The difficulty Corbyn and his associates have in recognizing and acknowledging antisemitism on the left seems to be rooted in their foundational claim that because being a progressive means being opposed to any form of racism, oppression, or group hate—including antisemitism—therefore, by definition, a true progressive cannot be an antisemite. Their claim runs into trouble when they are confronted by progressive compatriots who include blanket statements about Jews in their excoriation of wealthy capitalists who oppress and exploit the poor, who imply that Jews exert undue influence on the media, who deny that Jews can be the victims of race-based hatred in the same way that people of color are, and who include offensive, hate-filled Jewish stereotyping in their criticism of Israeli government policies regarding the Palestinians.

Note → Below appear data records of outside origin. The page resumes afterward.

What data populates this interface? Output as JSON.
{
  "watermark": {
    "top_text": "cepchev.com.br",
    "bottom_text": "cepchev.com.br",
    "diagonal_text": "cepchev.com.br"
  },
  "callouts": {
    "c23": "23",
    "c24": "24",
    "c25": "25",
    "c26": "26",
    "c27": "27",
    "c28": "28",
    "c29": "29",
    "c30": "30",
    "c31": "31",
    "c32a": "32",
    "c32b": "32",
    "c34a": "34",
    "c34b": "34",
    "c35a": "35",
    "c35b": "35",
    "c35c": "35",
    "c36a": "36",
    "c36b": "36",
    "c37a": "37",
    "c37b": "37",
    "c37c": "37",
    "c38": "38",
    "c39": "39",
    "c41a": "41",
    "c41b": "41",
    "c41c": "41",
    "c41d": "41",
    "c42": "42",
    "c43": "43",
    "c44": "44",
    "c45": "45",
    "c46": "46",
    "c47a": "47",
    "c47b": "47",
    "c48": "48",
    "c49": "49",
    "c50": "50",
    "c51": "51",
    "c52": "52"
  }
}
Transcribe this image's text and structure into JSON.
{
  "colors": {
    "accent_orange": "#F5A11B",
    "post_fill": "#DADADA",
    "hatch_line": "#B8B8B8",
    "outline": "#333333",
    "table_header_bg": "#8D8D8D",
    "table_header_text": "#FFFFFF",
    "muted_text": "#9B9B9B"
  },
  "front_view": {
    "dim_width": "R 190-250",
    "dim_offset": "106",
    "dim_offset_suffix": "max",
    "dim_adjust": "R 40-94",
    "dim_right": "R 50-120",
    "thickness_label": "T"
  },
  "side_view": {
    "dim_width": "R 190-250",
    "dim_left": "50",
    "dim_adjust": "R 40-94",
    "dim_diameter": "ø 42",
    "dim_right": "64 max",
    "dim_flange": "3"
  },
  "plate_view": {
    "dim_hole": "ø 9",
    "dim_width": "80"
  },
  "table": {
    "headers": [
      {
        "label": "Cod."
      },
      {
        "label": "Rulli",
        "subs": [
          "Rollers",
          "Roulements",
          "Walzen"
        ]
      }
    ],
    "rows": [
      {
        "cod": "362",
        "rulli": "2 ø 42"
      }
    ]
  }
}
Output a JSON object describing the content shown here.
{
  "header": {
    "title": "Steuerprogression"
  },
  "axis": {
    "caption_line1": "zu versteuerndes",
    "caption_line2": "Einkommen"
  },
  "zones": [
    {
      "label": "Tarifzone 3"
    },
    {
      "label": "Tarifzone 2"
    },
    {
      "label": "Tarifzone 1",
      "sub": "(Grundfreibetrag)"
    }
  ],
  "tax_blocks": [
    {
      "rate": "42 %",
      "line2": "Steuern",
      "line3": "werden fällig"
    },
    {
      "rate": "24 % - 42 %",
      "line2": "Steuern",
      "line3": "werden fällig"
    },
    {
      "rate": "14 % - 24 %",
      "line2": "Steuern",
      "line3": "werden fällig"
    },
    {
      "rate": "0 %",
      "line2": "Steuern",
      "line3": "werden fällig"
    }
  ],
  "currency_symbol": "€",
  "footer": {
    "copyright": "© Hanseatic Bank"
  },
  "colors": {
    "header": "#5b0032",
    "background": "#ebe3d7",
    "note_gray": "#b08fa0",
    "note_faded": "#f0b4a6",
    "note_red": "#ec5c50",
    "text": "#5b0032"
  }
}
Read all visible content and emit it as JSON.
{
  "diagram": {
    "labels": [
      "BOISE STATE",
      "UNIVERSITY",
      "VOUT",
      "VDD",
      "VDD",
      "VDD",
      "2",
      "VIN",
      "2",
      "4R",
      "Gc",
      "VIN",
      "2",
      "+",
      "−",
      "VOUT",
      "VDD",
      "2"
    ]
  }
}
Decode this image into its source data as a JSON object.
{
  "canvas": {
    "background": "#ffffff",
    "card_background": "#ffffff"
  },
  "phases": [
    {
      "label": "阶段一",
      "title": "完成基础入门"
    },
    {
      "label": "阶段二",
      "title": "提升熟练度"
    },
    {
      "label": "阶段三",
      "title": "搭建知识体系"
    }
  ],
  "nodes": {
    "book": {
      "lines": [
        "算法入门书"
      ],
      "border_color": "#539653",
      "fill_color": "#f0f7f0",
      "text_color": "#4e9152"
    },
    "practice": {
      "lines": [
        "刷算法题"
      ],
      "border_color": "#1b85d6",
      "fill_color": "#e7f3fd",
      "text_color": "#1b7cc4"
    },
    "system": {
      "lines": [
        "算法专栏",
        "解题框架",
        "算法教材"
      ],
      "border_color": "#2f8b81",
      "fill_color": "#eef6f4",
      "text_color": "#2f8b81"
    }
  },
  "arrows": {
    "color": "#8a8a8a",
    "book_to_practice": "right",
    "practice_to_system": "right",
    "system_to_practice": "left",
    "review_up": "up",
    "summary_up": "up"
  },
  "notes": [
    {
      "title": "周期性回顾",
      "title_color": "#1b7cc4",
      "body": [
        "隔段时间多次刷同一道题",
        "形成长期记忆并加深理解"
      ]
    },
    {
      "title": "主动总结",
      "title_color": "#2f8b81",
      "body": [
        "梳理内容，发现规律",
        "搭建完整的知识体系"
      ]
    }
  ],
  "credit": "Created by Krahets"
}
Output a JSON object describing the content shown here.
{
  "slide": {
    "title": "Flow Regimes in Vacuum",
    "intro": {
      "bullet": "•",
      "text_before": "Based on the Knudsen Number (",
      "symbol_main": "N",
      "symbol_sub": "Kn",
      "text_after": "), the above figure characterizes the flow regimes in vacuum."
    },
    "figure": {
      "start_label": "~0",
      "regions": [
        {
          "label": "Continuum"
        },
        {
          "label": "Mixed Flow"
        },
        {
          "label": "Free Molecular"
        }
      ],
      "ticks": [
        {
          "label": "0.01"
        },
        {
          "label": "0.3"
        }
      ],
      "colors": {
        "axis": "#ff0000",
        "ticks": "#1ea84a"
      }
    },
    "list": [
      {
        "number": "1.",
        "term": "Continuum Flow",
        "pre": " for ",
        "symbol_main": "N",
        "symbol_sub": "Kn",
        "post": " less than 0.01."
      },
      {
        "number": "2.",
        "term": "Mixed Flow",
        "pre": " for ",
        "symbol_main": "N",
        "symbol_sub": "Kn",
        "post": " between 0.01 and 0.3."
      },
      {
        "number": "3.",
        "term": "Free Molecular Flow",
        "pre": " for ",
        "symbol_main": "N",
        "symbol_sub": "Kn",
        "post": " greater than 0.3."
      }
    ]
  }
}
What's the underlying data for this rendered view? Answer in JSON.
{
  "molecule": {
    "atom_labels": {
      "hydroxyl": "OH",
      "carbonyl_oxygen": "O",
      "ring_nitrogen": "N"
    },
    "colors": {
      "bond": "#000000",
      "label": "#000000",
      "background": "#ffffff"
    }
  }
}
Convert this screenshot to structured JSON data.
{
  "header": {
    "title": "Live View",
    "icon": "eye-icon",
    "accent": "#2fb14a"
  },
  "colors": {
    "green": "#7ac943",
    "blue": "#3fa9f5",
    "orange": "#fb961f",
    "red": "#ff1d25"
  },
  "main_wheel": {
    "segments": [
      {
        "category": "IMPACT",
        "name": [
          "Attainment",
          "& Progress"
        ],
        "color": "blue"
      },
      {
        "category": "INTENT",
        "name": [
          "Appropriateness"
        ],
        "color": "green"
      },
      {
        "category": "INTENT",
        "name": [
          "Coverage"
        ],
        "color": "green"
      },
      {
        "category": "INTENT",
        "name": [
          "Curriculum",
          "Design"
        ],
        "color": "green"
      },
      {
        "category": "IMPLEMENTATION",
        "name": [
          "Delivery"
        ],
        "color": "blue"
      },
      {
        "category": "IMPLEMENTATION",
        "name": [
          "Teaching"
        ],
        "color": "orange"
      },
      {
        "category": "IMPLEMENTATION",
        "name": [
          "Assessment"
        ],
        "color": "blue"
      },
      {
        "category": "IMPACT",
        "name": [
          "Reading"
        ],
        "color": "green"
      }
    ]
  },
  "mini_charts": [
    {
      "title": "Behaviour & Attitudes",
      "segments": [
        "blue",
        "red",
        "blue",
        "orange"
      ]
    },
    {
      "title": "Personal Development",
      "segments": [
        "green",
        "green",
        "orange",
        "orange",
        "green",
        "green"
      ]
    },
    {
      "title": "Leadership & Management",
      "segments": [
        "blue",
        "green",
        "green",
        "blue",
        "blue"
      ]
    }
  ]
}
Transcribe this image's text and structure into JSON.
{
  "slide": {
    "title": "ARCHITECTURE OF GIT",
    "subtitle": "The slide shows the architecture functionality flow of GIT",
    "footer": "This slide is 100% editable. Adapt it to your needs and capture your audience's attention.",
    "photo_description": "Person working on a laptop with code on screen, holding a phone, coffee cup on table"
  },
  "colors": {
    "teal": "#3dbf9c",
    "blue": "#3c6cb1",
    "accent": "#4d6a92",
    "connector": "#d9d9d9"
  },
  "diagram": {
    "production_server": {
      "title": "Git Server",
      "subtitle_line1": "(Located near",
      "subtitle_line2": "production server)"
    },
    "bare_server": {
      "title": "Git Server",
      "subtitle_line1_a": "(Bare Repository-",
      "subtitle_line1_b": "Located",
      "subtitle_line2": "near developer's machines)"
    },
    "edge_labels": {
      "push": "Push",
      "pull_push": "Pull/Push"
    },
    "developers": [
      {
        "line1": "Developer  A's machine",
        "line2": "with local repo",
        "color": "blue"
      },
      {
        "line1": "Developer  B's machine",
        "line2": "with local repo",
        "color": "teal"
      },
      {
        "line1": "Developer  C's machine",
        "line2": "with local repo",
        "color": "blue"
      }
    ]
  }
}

So, to return to your original question: Is Jeremy Corbyn an antisemite? My response would be that that’s the wrong question. The right questions to ask are: Has he facilitated and amplified expressions of antisemitism? Has he been consistently reluctant to acknowledge expressions of antisemitism unless they come from white supremacists and neo-Nazis? Will his actions facilitate the institutionalization of antisemitism among other progressives? Sadly, my answer to all of this is an unequivocal yes. Like Trump, Corbyn has emboldened and enabled antisemites, but from the other end of the political spectrum. Trump’s antisemitic followers believe that his dog whistles give them free rein to openly acknowledge their contempt for racial minorities, Muslims, homosexuals, and Jews. They are convinced, not without reason, that they have had a direct impact on government policy and on various politicians’ stance on a range of issues. Their access and potential influence has never been greater. Corbyn’s followers believe that his support of them legitimizes their trafficking in the worst antisemitic stereotypes while at the same time vigorously denying that they are antisemitic.
I’ll close by referring to a comment I made at the outset of this exchange, when I expressed the hope that my answers would leave both those on the right and the left discomforted. That discomfort should be caused by an acknowledgment on everyone’s part that extremism and antisemitism are found not only among people on the other side of the political spectrum. As long as we are blind to it in our midst, our fight against it will be futile.